Now let’s talk about EPYC. This is AMD’s big Xeon competitor, which we previously knew as ‘Naples’. AMD first began previewing this new CPU back in March, with the goal of re-asserting itself in the datacentre and high-performance server markets. The first EPYC-based servers will be launching in June with support from OEMs and channel partners.
According to AMD, EPYC succeeds over its ‘closest competing platform’ by offering 45% more cores, 60% more input/output capacity (I/O), and 122% more memory bandwidth.
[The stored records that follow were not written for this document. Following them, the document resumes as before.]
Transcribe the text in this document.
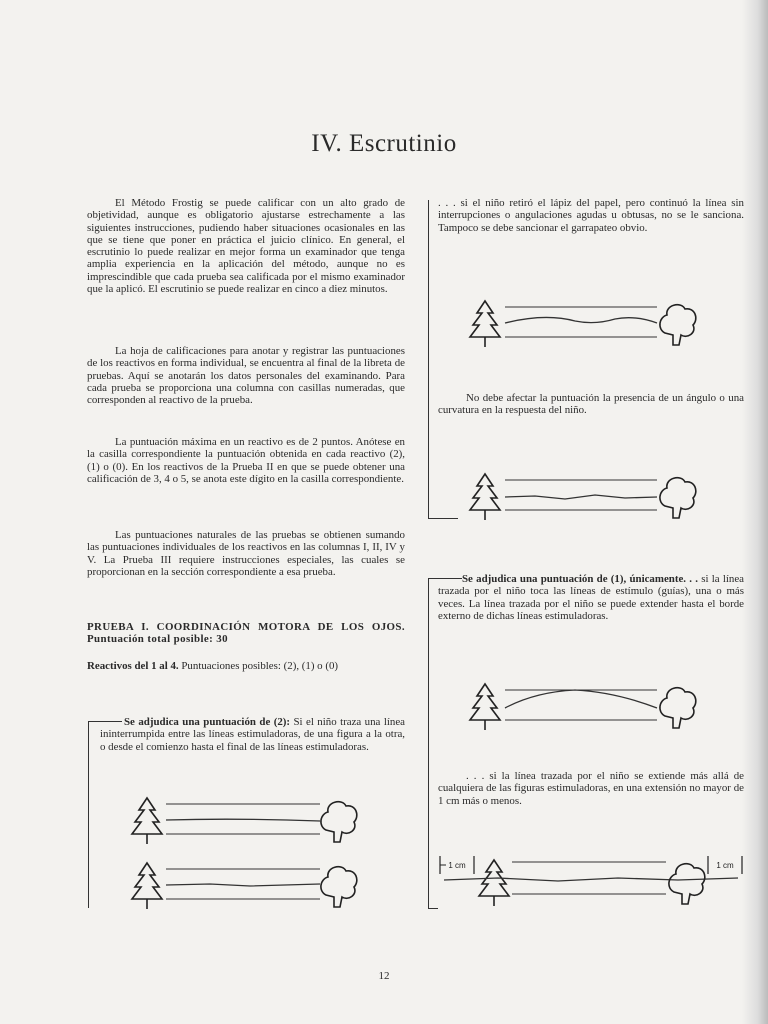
IV. Escrutinio

El Método Frostig se puede calificar con un alto grado de objetividad, aunque es obligatorio ajustarse estrechamente a las siguientes instrucciones, pudiendo haber situaciones ocasionales en las que se tiene que poner en práctica el juicio clínico. En general, el escrutinio lo puede realizar en mejor forma un examinador que tenga amplia experiencia en la aplicación del método, aunque no es imprescindible que cada prueba sea calificada por el mismo examinador que la aplicó. El escrutinio se puede realizar en cinco a diez minutos.

La hoja de calificaciones para anotar y registrar las puntuaciones de los reactivos en forma individual, se encuentra al final de la libreta de pruebas. Aquí se anotarán los datos personales del examinando. Para cada prueba se proporciona una columna con casillas numeradas, que corresponden al reactivo de la prueba.

La puntuación máxima en un reactivo es de 2 puntos. Anótese en la casilla correspondiente la puntuación obtenida en cada reactivo (2), (1) o (0). En los reactivos de la Prueba II en que se puede obtener una calificación de 3, 4 o 5, se anota este dígito en la casilla correspondiente.

Las puntuaciones naturales de las pruebas se obtienen sumando las puntuaciones individuales de los reactivos en las columnas I, II, IV y V. La Prueba III requiere instrucciones especiales, las cuales se proporcionan en la sección correspondiente a esa prueba.

PRUEBA I. COORDINACIÓN MOTORA DE LOS OJOS. Puntuación total posible: 30

Reactivos del 1 al 4. Puntuaciones posibles: (2), (1) o (0)

Se adjudica una puntuación de (2): Si el niño traza una línea ininterrumpida entre las líneas estimuladoras, de una figura a la otra, o desde el comienzo hasta el final de las líneas estimuladoras.

. . . si el niño retiró el lápiz del papel, pero continuó la línea sin interrupciones o angulaciones agudas u obtusas, no se le sanciona. Tampoco se debe sancionar el garrapateo obvio.

No debe afectar la puntuación la presencia de un ángulo o una curvatura en la respuesta del niño.

Se adjudica una puntuación de (1), únicamente. . . si la línea trazada por el niño toca las líneas de estímulo (guías), una o más veces. La línea trazada por el niño se puede extender hasta el borde externo de dichas líneas estimuladoras.

. . . si la línea trazada por el niño se extiende más allá de cualquiera de las figuras estimuladoras, en una extensión no mayor de 1 cm más o menos.

1 cm	1 cm
12
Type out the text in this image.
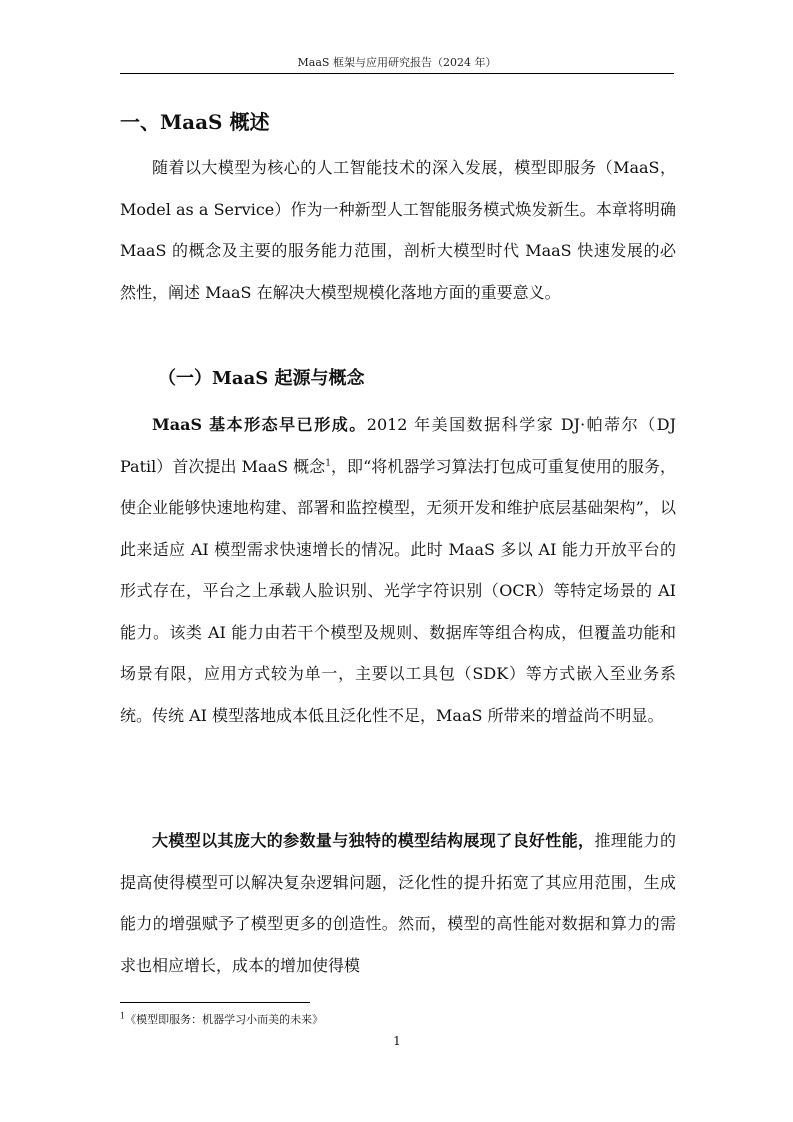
MaaS 框架与应用研究报告（2024 年）
一、MaaS 概述

随着以大模型为核心的人工智能技术的深入发展，模型即服务（MaaS，Model as a Service）作为一种新型人工智能服务模式焕发新生。本章将明确 MaaS 的概念及主要的服务能力范围，剖析大模型时代 MaaS 快速发展的必然性，阐述 MaaS 在解决大模型规模化落地方面的重要意义。

（一）MaaS 起源与概念

MaaS 基本形态早已形成。2012 年美国数据科学家 DJ·帕蒂尔（DJ Patil）首次提出 MaaS 概念$^1$，即“将机器学习算法打包成可重复使用的服务，使企业能够快速地构建、部署和监控模型，无须开发和维护底层基础架构”，以此来适应 AI 模型需求快速增长的情况。此时 MaaS 多以 AI 能力开放平台的形式存在，平台之上承载人脸识别、光学字符识别（OCR）等特定场景的 AI 能力。该类 AI 能力由若干个模型及规则、数据库等组合构成，但覆盖功能和场景有限，应用方式较为单一，主要以工具包（SDK）等方式嵌入至业务系统。传统 AI 模型落地成本低且泛化性不足，MaaS 所带来的增益尚不明显。

大模型以其庞大的参数量与独特的模型结构展现了良好性能，推理能力的提高使得模型可以解决复杂逻辑问题，泛化性的提升拓宽了其应用范围，生成能力的增强赋予了模型更多的创造性。然而，模型的高性能对数据和算力的需求也相应增长，成本的增加使得模

$^1$《模型即服务：机器学习小而美的未来》
1
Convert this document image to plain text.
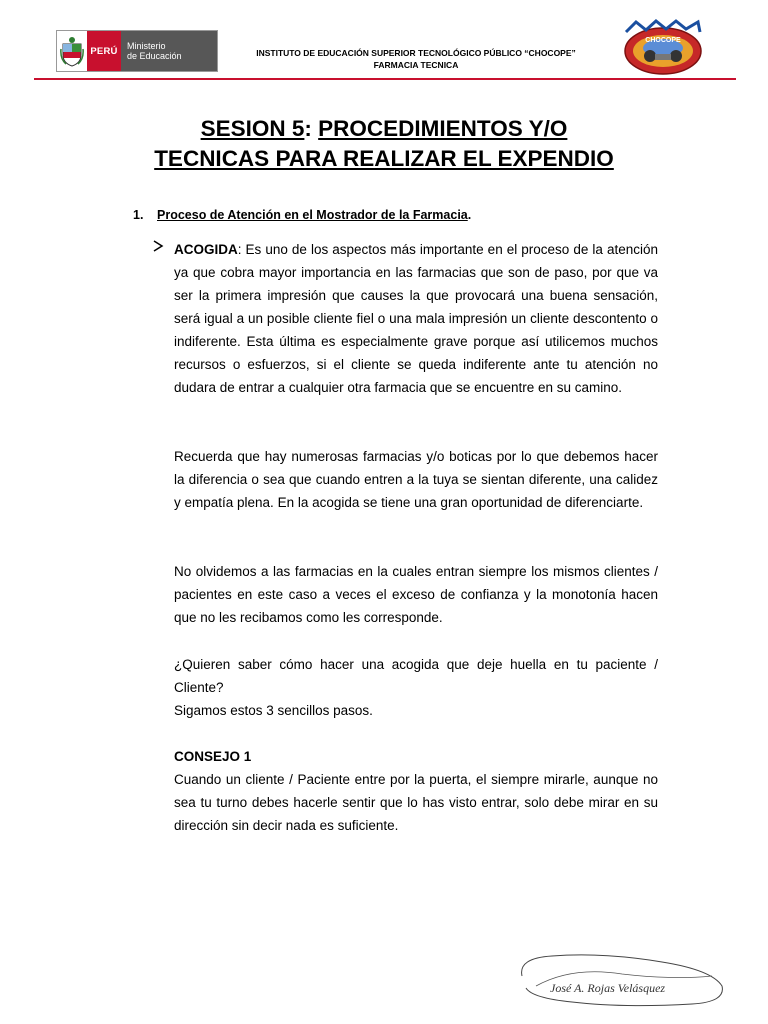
PERÚ	Ministerio
de Educación	INSTITUTO DE EDUCACIÓN SUPERIOR TECNOLÓGICO PÚBLICO “CHOCOPE”
FARMACIA TECNICA
CHOCOPE
SESION 5: PROCEDIMIENTOS Y/O
TECNICAS PARA REALIZAR EL EXPENDIO
1. Proceso de Atención en el Mostrador de la Farmacia.
ACOGIDA: Es uno de los aspectos más importante en el proceso de la atención ya que cobra mayor importancia en las farmacias que son de paso, por que va ser la primera impresión que causes la que provocará una buena sensación, será igual a un posible cliente fiel o una mala impresión un cliente descontento o indiferente. Esta última es especialmente grave porque así utilicemos muchos recursos o esfuerzos, si el cliente se queda indiferente ante tu atención no dudara de entrar a cualquier otra farmacia que se encuentre en su camino.
Recuerda que hay numerosas farmacias y/o boticas por lo que debemos hacer la diferencia o sea que cuando entren a la tuya se sientan diferente, una calidez y empatía plena. En la acogida se tiene una gran oportunidad de diferenciarte.
No olvidemos a las farmacias en la cuales entran siempre los mismos clientes / pacientes en este caso a veces el exceso de confianza y la monotonía hacen que no les recibamos como les corresponde.
¿Quieren saber cómo hacer una acogida que deje huella en tu paciente / Cliente?
Sigamos estos 3 sencillos pasos.
CONSEJO 1
Cuando un cliente / Paciente entre por la puerta, el siempre mirarle, aunque no sea tu turno debes hacerle sentir que lo has visto entrar, solo debe mirar en su dirección sin decir nada es suficiente.
José A. Rojas Velásquez
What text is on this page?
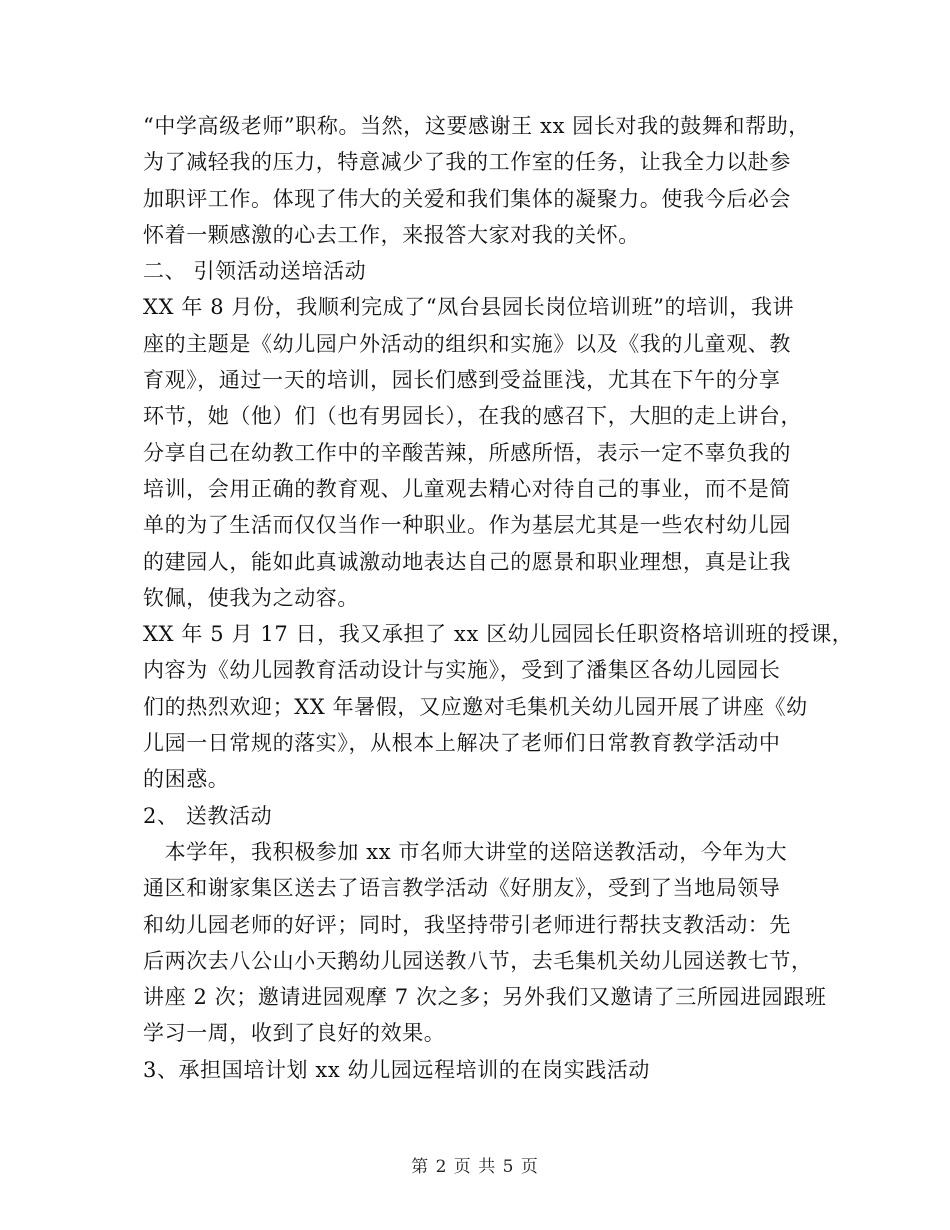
“中学高级老师”职称。当然，这要感谢王 xx 园长对我的鼓舞和帮助，
为了减轻我的压力，特意减少了我的工作室的任务，让我全力以赴参
加职评工作。体现了伟大的关爱和我们集体的凝聚力。使我今后必会
怀着一颗感激的心去工作，来报答大家对我的关怀。
二、 引领活动送培活动
XX 年 8 月份，我顺利完成了“凤台县园长岗位培训班”的培训，我讲
座的主题是《幼儿园户外活动的组织和实施》以及《我的儿童观、教
育观》，通过一天的培训，园长们感到受益匪浅，尤其在下午的分享
环节，她（他）们（也有男园长），在我的感召下，大胆的走上讲台，
分享自己在幼教工作中的辛酸苦辣，所感所悟，表示一定不辜负我的
培训，会用正确的教育观、儿童观去精心对待自己的事业，而不是简
单的为了生活而仅仅当作一种职业。作为基层尤其是一些农村幼儿园
的建园人，能如此真诚激动地表达自己的愿景和职业理想，真是让我
钦佩，使我为之动容。
XX 年 5 月 17 日，我又承担了 xx 区幼儿园园长任职资格培训班的授课，
内容为《幼儿园教育活动设计与实施》，受到了潘集区各幼儿园园长
们的热烈欢迎；XX 年暑假，又应邀对毛集机关幼儿园开展了讲座《幼
儿园一日常规的落实》，从根本上解决了老师们日常教育教学活动中
的困惑。
2、 送教活动
　本学年，我积极参加 xx 市名师大讲堂的送陪送教活动，今年为大
通区和谢家集区送去了语言教学活动《好朋友》，受到了当地局领导
和幼儿园老师的好评；同时，我坚持带引老师进行帮扶支教活动：先
后两次去八公山小天鹅幼儿园送教八节，去毛集机关幼儿园送教七节，
讲座 2 次；邀请进园观摩 7 次之多；另外我们又邀请了三所园进园跟班
学习一周，收到了良好的效果。
3、承担国培计划 xx 幼儿园远程培训的在岗实践活动
第 2 页 共 5 页
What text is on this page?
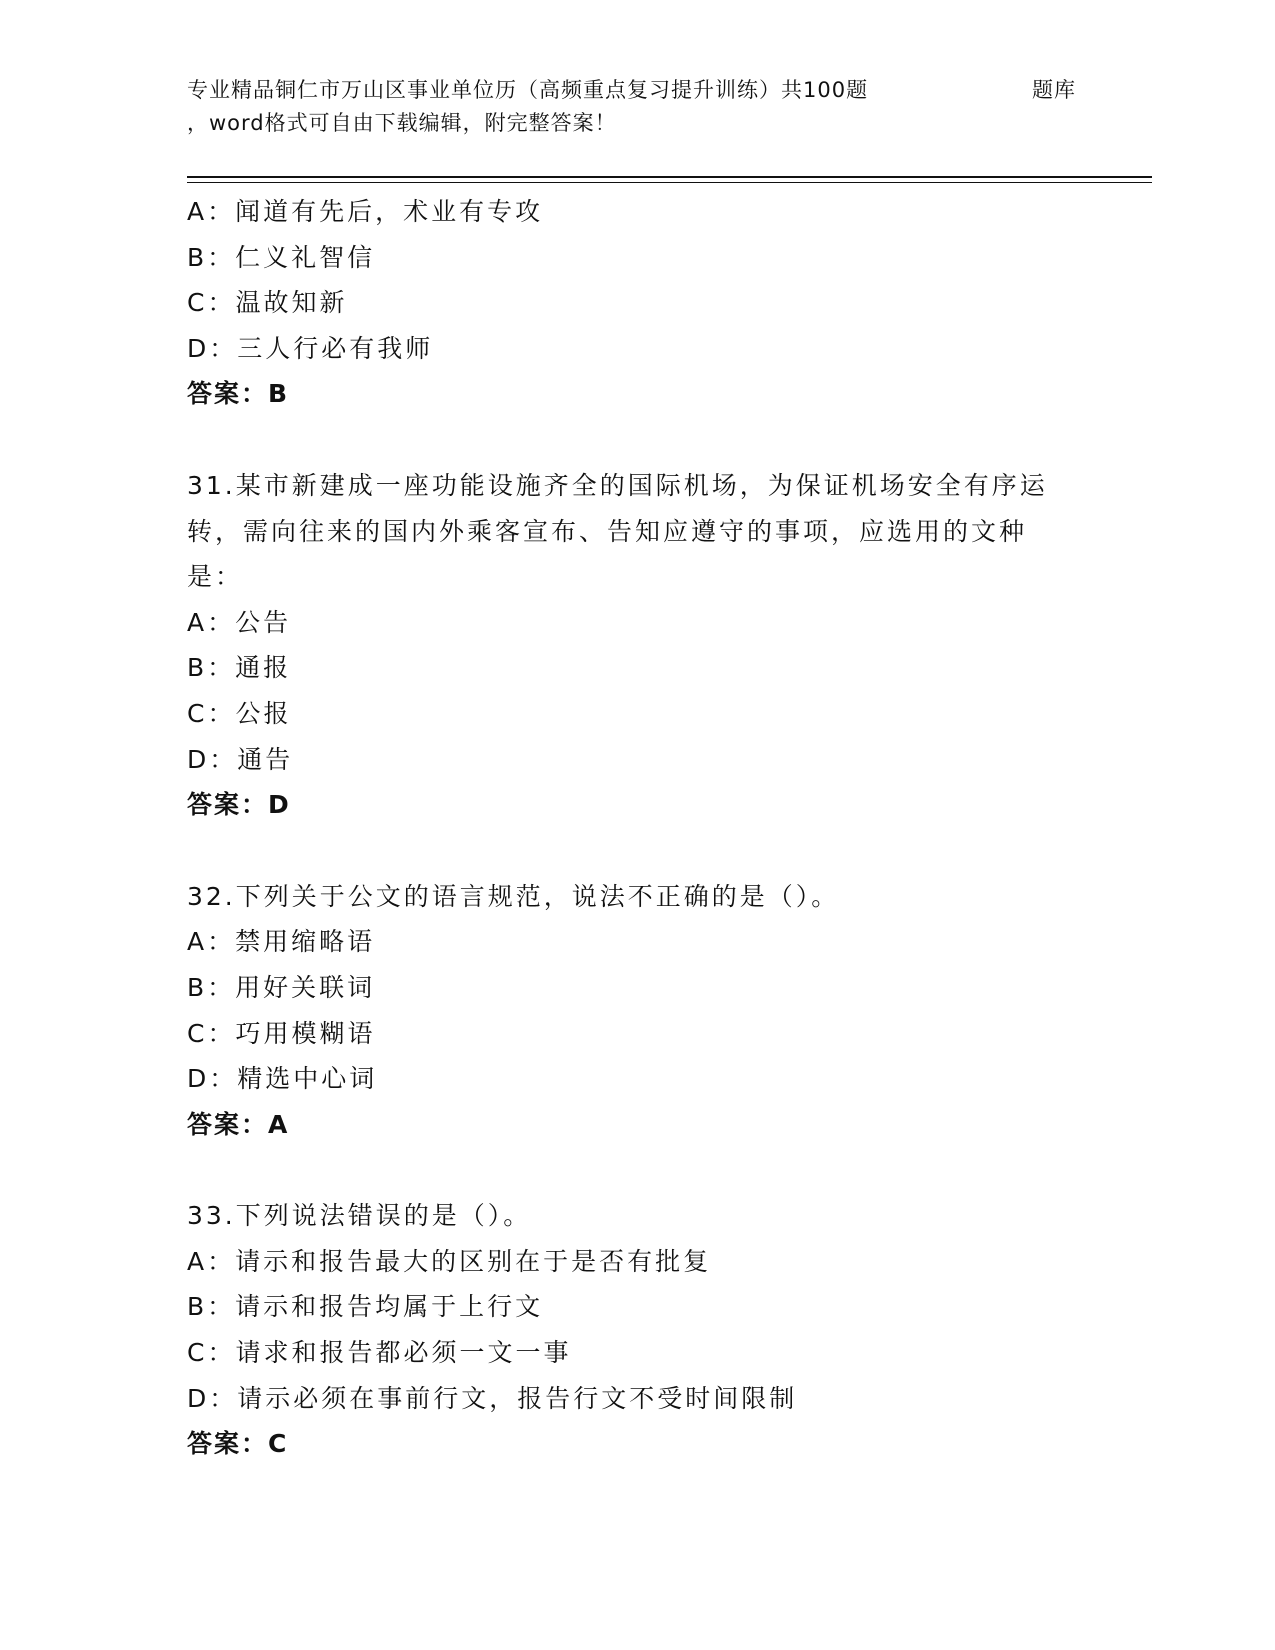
专业精品铜仁市万山区事业单位历（高频重点复习提升训练）共100题	题库
，word格式可自由下载编辑，附完整答案！
A：闻道有先后，术业有专攻
B：仁义礼智信
C：温故知新
D：三人行必有我师
答案：B
31.某市新建成一座功能设施齐全的国际机场，为保证机场安全有序运
转，需向往来的国内外乘客宣布、告知应遵守的事项，应选用的文种
是：
A：公告
B：通报
C：公报
D：通告
答案：D
32.下列关于公文的语言规范，说法不正确的是（）。
A：禁用缩略语
B：用好关联词
C：巧用模糊语
D：精选中心词
答案：A
33.下列说法错误的是（）。
A：请示和报告最大的区别在于是否有批复
B：请示和报告均属于上行文
C：请求和报告都必须一文一事
D：请示必须在事前行文，报告行文不受时间限制
答案：C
Here are the key features AMD has listed for EPYC:
- A highly scalable, 32-core System-on-a-chip (SoC) design, with support for two high-performance threads per core.
- Industry-leading memory bandwidth, with 8 channels of memory per EPYC device3. In a dual-socket server, support for up to 32 DIMMS of DDR4 on 16 memory channels, delivering up to 4 terabytes of total memory capacity.
- Complete SoC with fully integrated, high-speed I/O supporting 128 lanes of PCIe® 3, negating the need for a separate chip-set.
- Highly-optimized cache structure for high-performance, energy-efficient computing.
- Infinity Fabric coherent interconnect for two EPYC CPUs in a dual-socket system.
- Dedicated security hardware.
Aside from that, we can expect AMD’s Ryzen PRO offerings in the second half of 2017, with ‘mobile’ versions of these CPUs landing in the first half of 2018. Ryzen 3 processors will be arriving in Q3 and finally, Ryzen mobile APUs with Zen CPU cores and Vega graphics are on the way. These are the ‘Raven Ridge’ APUs we have seen in recent leaks.
KitGuru Says: The Ryzen 7 launch was really just the beginning for AMD, there is still plenty more to come in the high-end desktop and datacentre markets, as we have seen today. What do you guys think of AMD’s next wave of Zen-based chips?